Andrews’s thesis is built on a concept of jihad that can be embraced by Muslims and Christians, jointly committed to a “radical, practical, non-violent struggle” to defeat extremism. “At the moment jihad is a byword for terror,” Andrews says. “So when people think of jihad they think of atrocities.

“But if you go back to the Koran, the word jihad is not the word for war. The word for war in the Koran is qital. The word jihad actually means struggle. The overwhelming emphasis of the word jihad in the Koran is non-violence. If you take that as a Koranic framework for jihad it just shows that everything that most of these jihadists are involved with is totally unacceptable in Koranic terms.

“So rather than taking the anti-jihad stand, which won’t succeed because jihad is such an important view in the Koran, we’re saying let’s reclaim it from the extremists, reframe it as a nonviolent struggle for justice; and if both Christians and Muslims believe Jesus is the Mesih or the Messiah, which they do, let’s look at Jesus as a role model for non-violent jihad and see whether, in fact, rather than see Jesus as a poster boy to legitimate crusading against Muslims, we see Jesus as a Messiah who can bring Muslims and Christians togeth­er, to work together non-­violently.”

But achieving common ground it is not as simple as condemning violence, Andrews says.

It involves a critical reflection of the way religions have been constructed.

In 1978, a professor of anthropology based at Fuller Theological Seminary in California, Paul Hiebert, raised the alarm at the dangerous implications of what he defined as “bounded set” religion in an essay, Conversion, Culture and Cognitive Categories . Fixed ideas of orthodoxy or behaviour define religion via boundaries that theologian Robert Brinsmead has said draw “lines of demarcation through the human race”.

“I think in order to understand the violence of religion we have to understand that it’s a way of defining religion as a closed set, where you’ve got people who are in the right, people who are in the wrong,” Andrews says.

“Therefore the people who believe they are right feel they have the responsibility to impose their views on others non-violently, or if necessary, violently.

“And you can see examples of Christians and Muslims who operate like that. However, there is, within both traditions, an open-set mindset that doesn’t think that it’s got a monopoly on God, or a franchise on the truth, and includes the other in a way that is empathic and respectful and doesn’t lead to violence but instead leads to non-violent resolution of conflicts.”

There is much common ground in the Abrahamic faiths, Amath says. “I remember I was at a speaking engagement with Dave and somebody asked me about Jesus, and if I believed in Jesus,” she says. “I said emphatically yes, of course, as Muslims we have to believe in Jesus. He is one of the revered prophets, and in fact he is mentioned more times in the Koran than Mohamed is mentioned. And so he does play a pivotal role in the basis of Islam.

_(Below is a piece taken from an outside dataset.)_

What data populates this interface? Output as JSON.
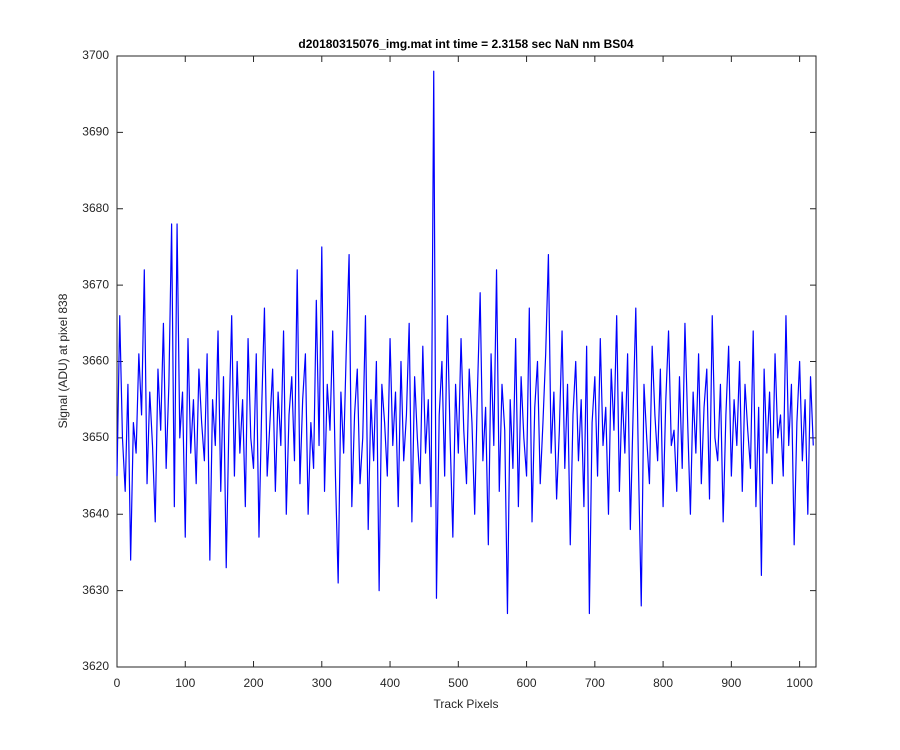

“And so as Muslims, it’s obligatory for us to believe in him, to believe in his life. We have the same understanding of the immaculate conception of Jesus from the Lady Mary, and in fact the Lady Mary has a passage devoted to her. And so these are two very revered figures in Islamic history. And so of course Muslims need to believe in Jesus, that’s part of their creed.

“However, I would say probably in the past three years, through my conversations with Dave, I realised I really didn’t know enough about Jesus.

“And so over these years I’ve learnt more and more, and as a practising Muslim I can now say yes, Jesus is an embodiment of non-violent struggle, and that’s an example I can follow.”

Andrews and Amath are hopeful that conversations across faiths can unfold throughout the community in the same way their own friendship has evolved. But the challenge of navigating such terrain is difficult amid a highly charged political environment.

“There’s a thousand years of conflict between our communities,” Andrews says. “So you’ve got this strong paranoia and this great underlying fear of one another that has erupted again since 9/11 in explicit and graphic and catastrophic ways. We have this incredible fear of one another, and it’s trying to reach out to the other that we are frightened of. That is the challenge.”